The FDA advised parents to discontinue use of the recalled medications, although said it was unaware of any reports of illness. A spokesman for McNeil told The New York Times this weekend the company had received consumer complaints involving some of the recalled medications, but the recall was not issued on “the basis of adverse medical events.”

McNeil has suspended production at the facility while the FDA investigates.

The recalled medicines include various flavors of liquid Tylenol, Motrin and Benadryl for children and infants. Several types of children’s Zyrtec were also recalled.

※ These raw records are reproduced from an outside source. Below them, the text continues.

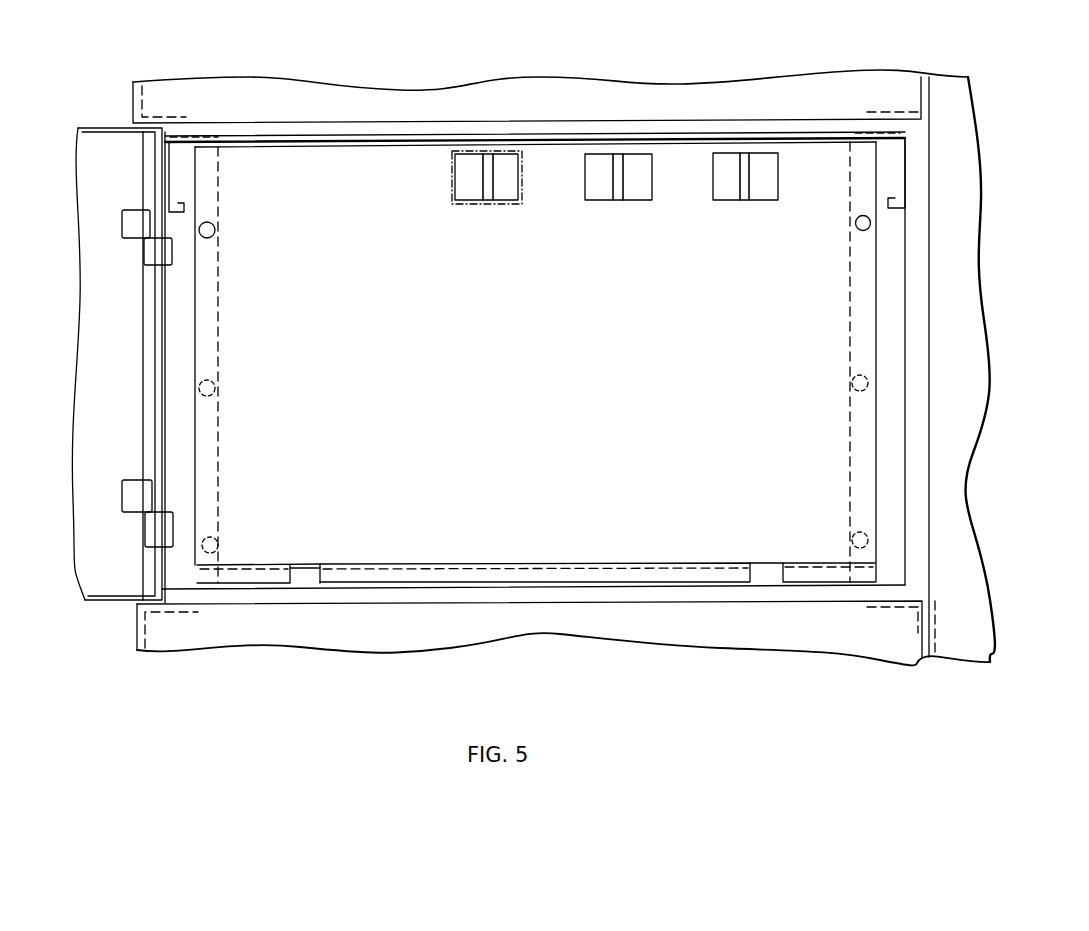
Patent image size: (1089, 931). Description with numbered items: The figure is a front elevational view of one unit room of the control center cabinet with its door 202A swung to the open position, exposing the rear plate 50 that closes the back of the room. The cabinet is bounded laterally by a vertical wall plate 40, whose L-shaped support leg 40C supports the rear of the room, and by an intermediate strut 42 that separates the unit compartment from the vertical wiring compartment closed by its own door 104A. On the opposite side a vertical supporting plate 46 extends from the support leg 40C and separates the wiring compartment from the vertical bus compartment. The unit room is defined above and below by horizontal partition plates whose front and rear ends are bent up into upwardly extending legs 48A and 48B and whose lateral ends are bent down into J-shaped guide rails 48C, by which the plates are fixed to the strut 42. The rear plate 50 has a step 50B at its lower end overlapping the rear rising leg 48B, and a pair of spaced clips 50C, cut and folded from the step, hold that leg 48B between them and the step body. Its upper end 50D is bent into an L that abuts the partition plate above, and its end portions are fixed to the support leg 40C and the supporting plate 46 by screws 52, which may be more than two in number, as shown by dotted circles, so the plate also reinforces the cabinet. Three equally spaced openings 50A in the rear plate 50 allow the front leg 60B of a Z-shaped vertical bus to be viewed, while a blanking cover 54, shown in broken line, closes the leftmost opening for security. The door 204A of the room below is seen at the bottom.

The vertical wall plate 40 is at (136, 636).
The L-shaped support leg 40C is at (222, 470).
The intermediate strut 42 is at (917, 272).
The vertical supporting plate 46 is at (848, 315).
The upwardly extending leg 48A is at (376, 135).
The upwardly extending leg 48B is at (308, 572).
The J-shaped guide rail 48C is at (180, 205).
The rear plate 50 is at (567, 385).
The opening 50A is at (514, 177).
The step 50B is at (527, 572).
The clip 50C is at (764, 572).
The upper end 50D is at (352, 148).
The screw 52 is at (216, 232).
The blanking cover 54 is at (450, 177).
The front leg 60B is at (480, 178).
The door 104A is at (963, 366).
The door 202A is at (98, 128).
The door 204A is at (576, 630).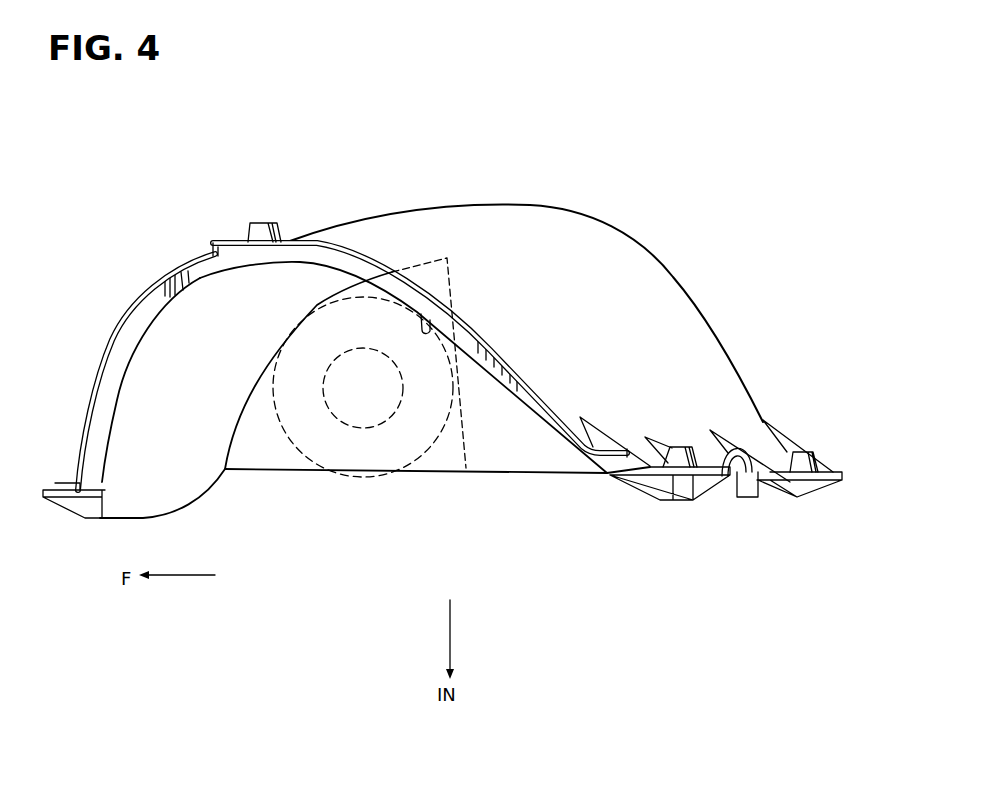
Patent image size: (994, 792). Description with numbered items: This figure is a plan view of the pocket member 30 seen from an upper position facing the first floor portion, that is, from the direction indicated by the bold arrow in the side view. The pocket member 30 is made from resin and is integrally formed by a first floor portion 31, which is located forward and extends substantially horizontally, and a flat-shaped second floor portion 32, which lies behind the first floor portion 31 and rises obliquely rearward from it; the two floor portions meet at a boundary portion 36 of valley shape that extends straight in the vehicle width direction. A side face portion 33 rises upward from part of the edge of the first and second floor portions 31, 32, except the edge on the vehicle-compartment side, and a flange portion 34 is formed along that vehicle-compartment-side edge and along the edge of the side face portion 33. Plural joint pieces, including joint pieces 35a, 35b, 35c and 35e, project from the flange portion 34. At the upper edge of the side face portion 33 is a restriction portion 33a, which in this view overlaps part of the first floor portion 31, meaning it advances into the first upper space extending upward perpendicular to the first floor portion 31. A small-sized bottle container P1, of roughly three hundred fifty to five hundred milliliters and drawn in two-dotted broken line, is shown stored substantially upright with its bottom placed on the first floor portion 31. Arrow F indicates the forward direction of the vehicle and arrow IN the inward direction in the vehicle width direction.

The pocket member 30 is at (620, 217).
The first floor portion 31 is at (263, 452).
The second floor portion 32 is at (518, 455).
The side face portion 33 is at (163, 371).
The restriction portion 33a is at (430, 331).
The flange portion 34 is at (539, 400).
The joint piece 35a is at (236, 242).
The joint piece 35b is at (50, 497).
The joint piece 35c is at (672, 500).
The joint piece 35e is at (828, 484).
The boundary portion 36 is at (460, 452).
The small-sized bottle container P1 is at (290, 450).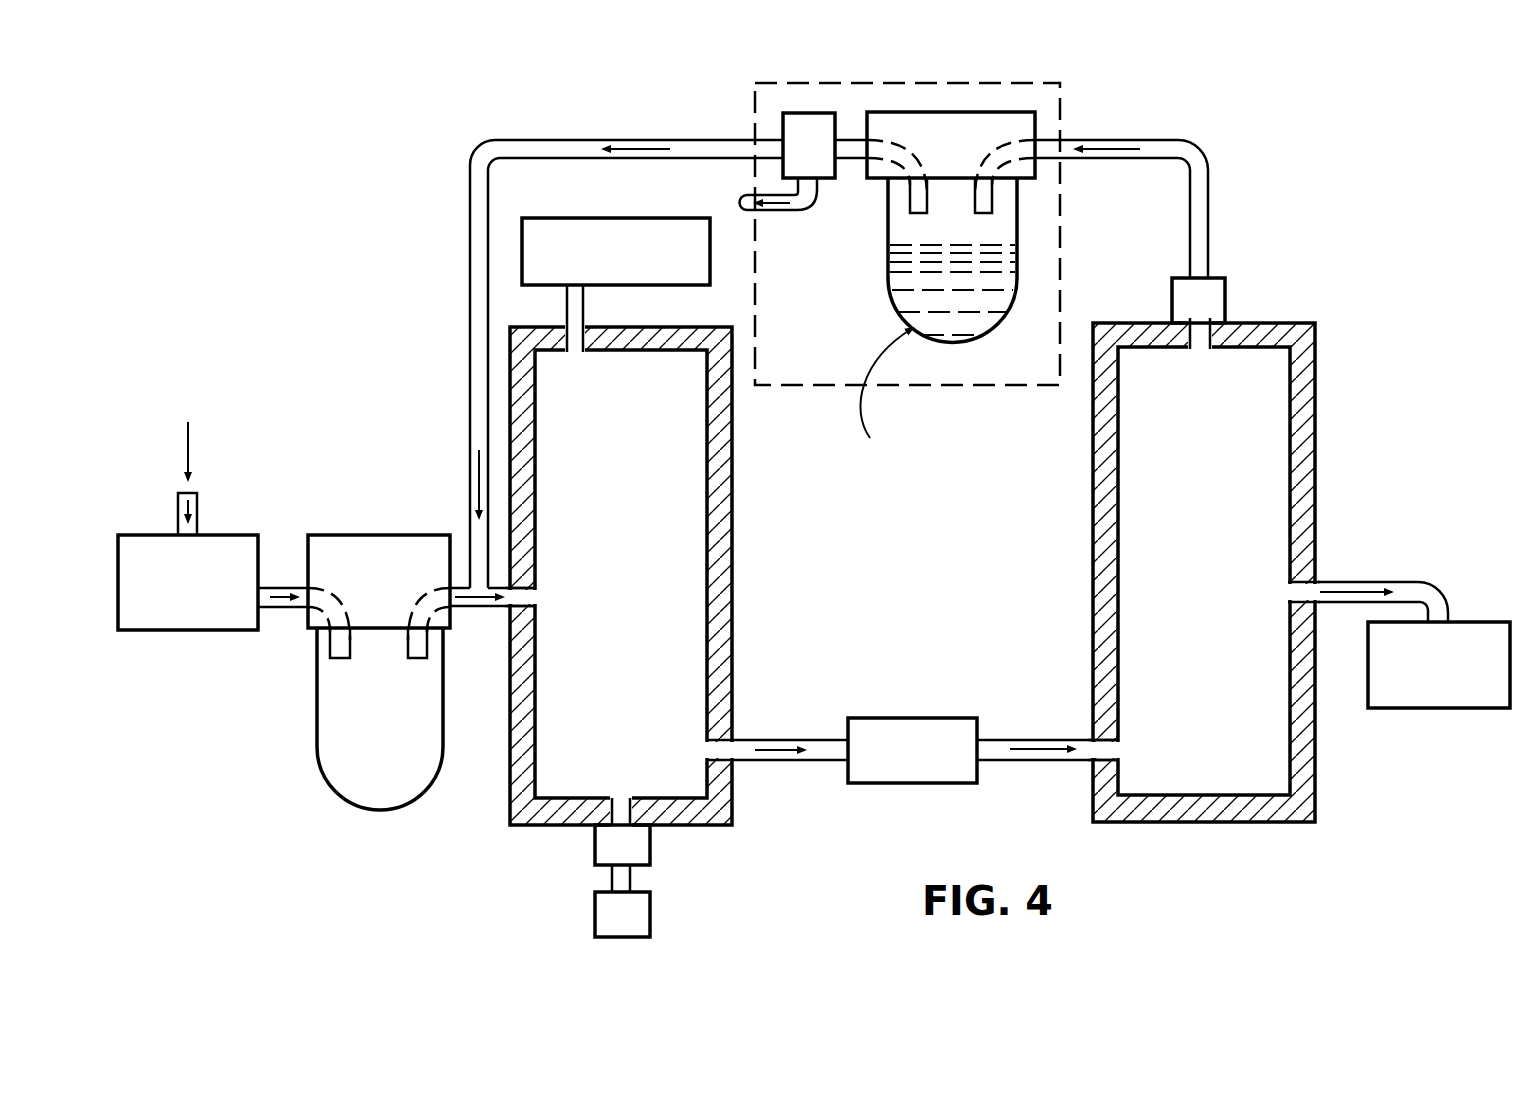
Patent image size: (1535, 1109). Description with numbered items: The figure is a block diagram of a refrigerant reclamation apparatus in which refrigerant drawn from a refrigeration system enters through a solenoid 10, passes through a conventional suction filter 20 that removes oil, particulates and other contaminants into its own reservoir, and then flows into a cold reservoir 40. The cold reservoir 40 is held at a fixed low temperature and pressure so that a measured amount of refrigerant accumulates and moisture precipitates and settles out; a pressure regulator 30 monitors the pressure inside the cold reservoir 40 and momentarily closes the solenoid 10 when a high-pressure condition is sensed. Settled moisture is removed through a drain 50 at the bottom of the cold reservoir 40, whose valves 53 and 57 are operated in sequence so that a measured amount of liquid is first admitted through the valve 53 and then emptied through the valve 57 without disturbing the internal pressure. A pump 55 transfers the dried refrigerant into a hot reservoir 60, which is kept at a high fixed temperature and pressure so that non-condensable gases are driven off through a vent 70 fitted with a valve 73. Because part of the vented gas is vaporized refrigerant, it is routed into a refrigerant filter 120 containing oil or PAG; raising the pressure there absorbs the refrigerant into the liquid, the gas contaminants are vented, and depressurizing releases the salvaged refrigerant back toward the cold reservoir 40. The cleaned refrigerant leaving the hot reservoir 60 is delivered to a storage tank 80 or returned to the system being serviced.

The solenoid 10 is at (225, 632).
The suction filter 20 is at (387, 518).
The pressure regulator 30 is at (522, 258).
The cold reservoir 40 is at (707, 828).
The drain 50 is at (616, 884).
The valve 53 is at (650, 868).
The pump 55 is at (962, 718).
The valve 57 is at (655, 920).
The hot reservoir 60 is at (1225, 825).
The vent 70 is at (1172, 231).
The valve 73 is at (1225, 280).
The storage tank 80 is at (1415, 710).
The refrigerant filter 120 is at (1062, 112).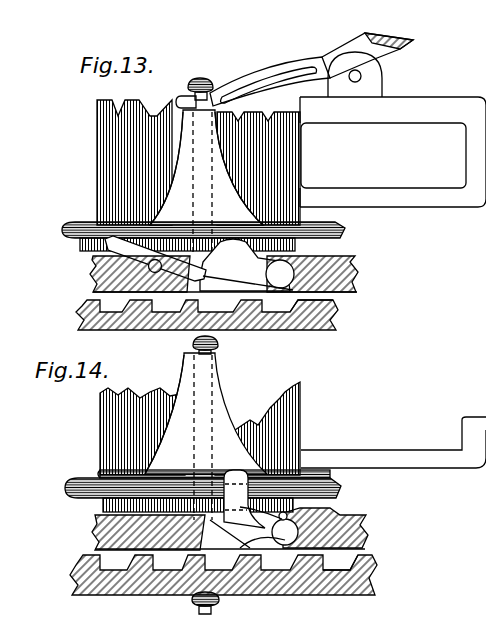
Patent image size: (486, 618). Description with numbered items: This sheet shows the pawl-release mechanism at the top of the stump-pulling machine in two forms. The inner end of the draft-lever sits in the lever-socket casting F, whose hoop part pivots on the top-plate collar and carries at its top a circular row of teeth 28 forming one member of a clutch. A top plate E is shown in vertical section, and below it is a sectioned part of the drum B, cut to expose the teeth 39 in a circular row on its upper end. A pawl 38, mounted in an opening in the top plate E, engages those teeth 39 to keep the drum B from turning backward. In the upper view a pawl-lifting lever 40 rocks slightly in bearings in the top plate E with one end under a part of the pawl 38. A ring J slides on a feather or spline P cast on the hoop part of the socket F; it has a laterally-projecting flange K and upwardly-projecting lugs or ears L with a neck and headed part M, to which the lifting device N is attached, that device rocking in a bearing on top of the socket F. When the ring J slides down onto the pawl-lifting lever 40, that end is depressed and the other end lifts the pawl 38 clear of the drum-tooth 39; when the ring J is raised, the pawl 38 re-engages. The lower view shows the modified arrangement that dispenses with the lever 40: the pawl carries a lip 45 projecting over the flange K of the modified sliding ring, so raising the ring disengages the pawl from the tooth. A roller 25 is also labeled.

The FDA advised parents to ask their pharmacists for alternative medicine options and cautioned them against giving adult versions of medications to children. Consumers with the recalled medications can also obtain a refund or coupon from the McNeil Product Recall website.

Read the full McNeil Product Recall list here.

McNeil has been involved with three major Tylenol recalls since 2008. In January, the company removed 51 types of Tylenol from the shelves after consumer complaints about vomiting, diarrhea and other symptoms. All but two of the recalled medications were for adults.The company said some of the medications had been contaminated by trace amounts of a chemical sometimes used for shipping and storage.

In 2008, McNeil recalled 21 types of children’s and infants’ Tylenol liquid products, saying an active ingredient did not meet all quality standards.